28 novembre 2019
Voyage Apostolique

Les paroles du Pape François aux jeunes de Thaïlande et du Japon

« Beaucoup de choses ont été inventées, mais grâce à Dieu, les selfies de l’âme n’existent pas encore. Pour être heureux, nous avons besoin de demander de l’aide aux autres, de faire tirer la photographie par quelqu’un d’autre, c’est-à-dire de sortir de nous-mêmes pour aller vers les autres, surtout vers les plus démunis ».

C'est avec ces mots que le Pape François, au cours de son voyage apostolique, s'est adressé aux jeunes Japonais ces derniers jours, répondant à certains témoignages par un discours.

« Il y a des hommes et des femmes qui ont oublié de rire », qui ignorent le sens de l’émerveillement, qui vivent « tels des zombis, dont le cœur a cessé de battre » en raison de leur incapacité à célébrer la vie avec les autres. « Que de personnes dans le monde sont matériellement riches, mais vivent esclaves d’une solitude sans pareille. Je pense ici à la solitude que connaissent tant de personnes, jeunes et adultes, de nos sociétés prospères, mais souvent si anonymes ».

Le Pape François a demandé aux jeunes un changement important de priorités, cela « implique de reconnaître que le plus important ne réside pas dans les choses que j'ai ou que je peux acquérir, mais dans la personne que j’ai pour les partager avec elle. Il n’est pas si important de se focaliser et de s’interroger sur ce pour quoi je vis, mais sur la personne pour laquelle je vis ». « Les choses sont importantes – a-t-il poursuivi - mais les personnes sont indispensables ; sans elles, nous nous déshumanisons, nous sommes privés de visage, nous sommes privés de nom et nous devenons un objet de plus, peut-être le meilleur de tous, mais des objets ».
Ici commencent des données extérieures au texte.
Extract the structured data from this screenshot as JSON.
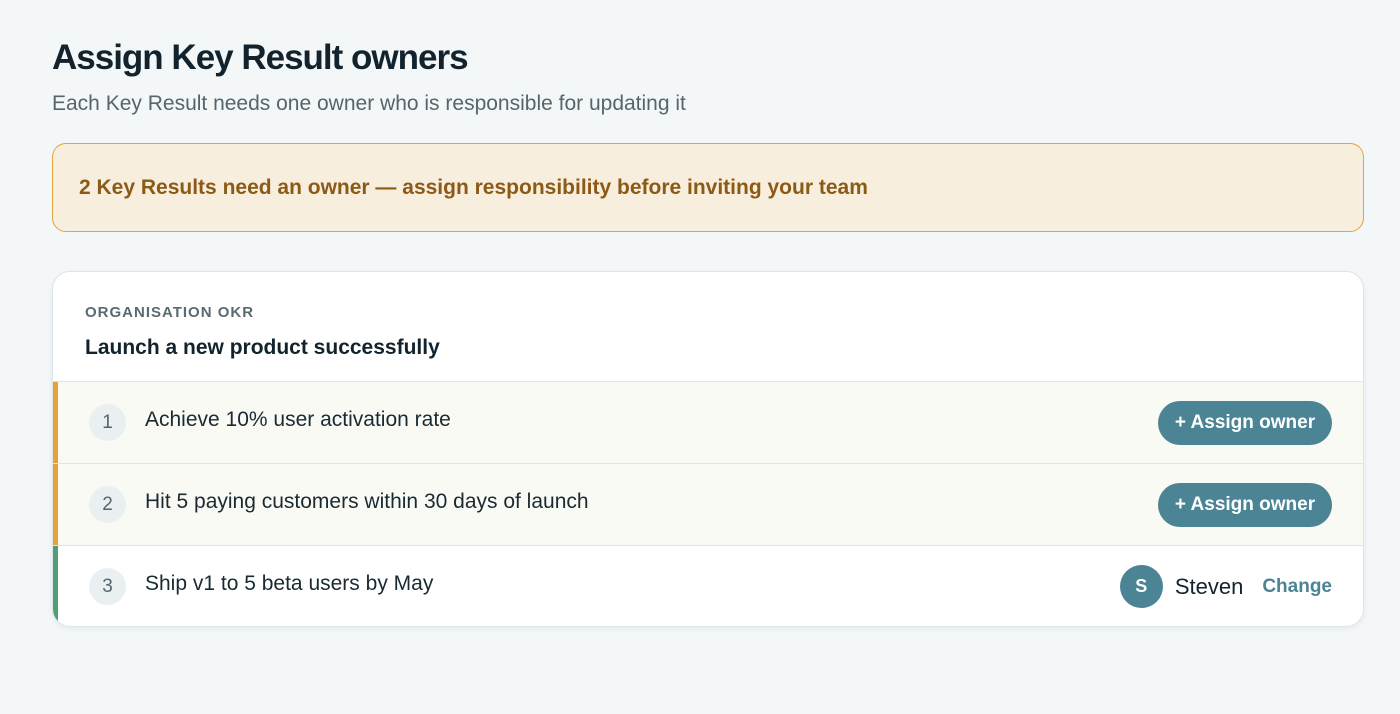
{
  "header": {
    "title": "Assign Key Result owners",
    "subtitle": "Each Key Result needs one owner who is responsible for updating it"
  },
  "alert": {
    "text": "2 Key Results need an owner — assign responsibility before inviting your team"
  },
  "okr": {
    "label": "ORGANISATION OKR",
    "title": "Launch a new product successfully",
    "key_results": [
      {
        "number": "1",
        "text": "Achieve 10% user activation rate",
        "status": "unassigned",
        "action_label": "+ Assign owner"
      },
      {
        "number": "2",
        "text": "Hit 5 paying customers within 30 days of launch",
        "status": "unassigned",
        "action_label": "+ Assign owner"
      },
      {
        "number": "3",
        "text": "Ship v1 to 5 beta users by May",
        "status": "assigned",
        "owner_initial": "S",
        "owner_name": "Steven",
        "change_label": "Change"
      }
    ]
  },
  "colors": {
    "accent": "#4b8595",
    "warning": "#e3a53f",
    "success": "#4f9e76"
  }
}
La mission que le Pape a confiée aux jeunes est donc d'offrir au monde le témoignage que nous sommes « pour Dieu » et pour les autres : « Soyez des témoins du fait que l’amitié sociale, l’amitié entre vous, est possible ! Il faut l’espérance d’un avenir fondé sur la culture de la rencontre, l’acceptation, la fraternité et le respect de la dignité de chaque personne, surtout de ceux qui ont le plus besoin d’amour et de compréhension, sans qu’il soit nécessaire d’agresser ou de mépriser, mais en apprenant à reconnaître la richesse des autres ».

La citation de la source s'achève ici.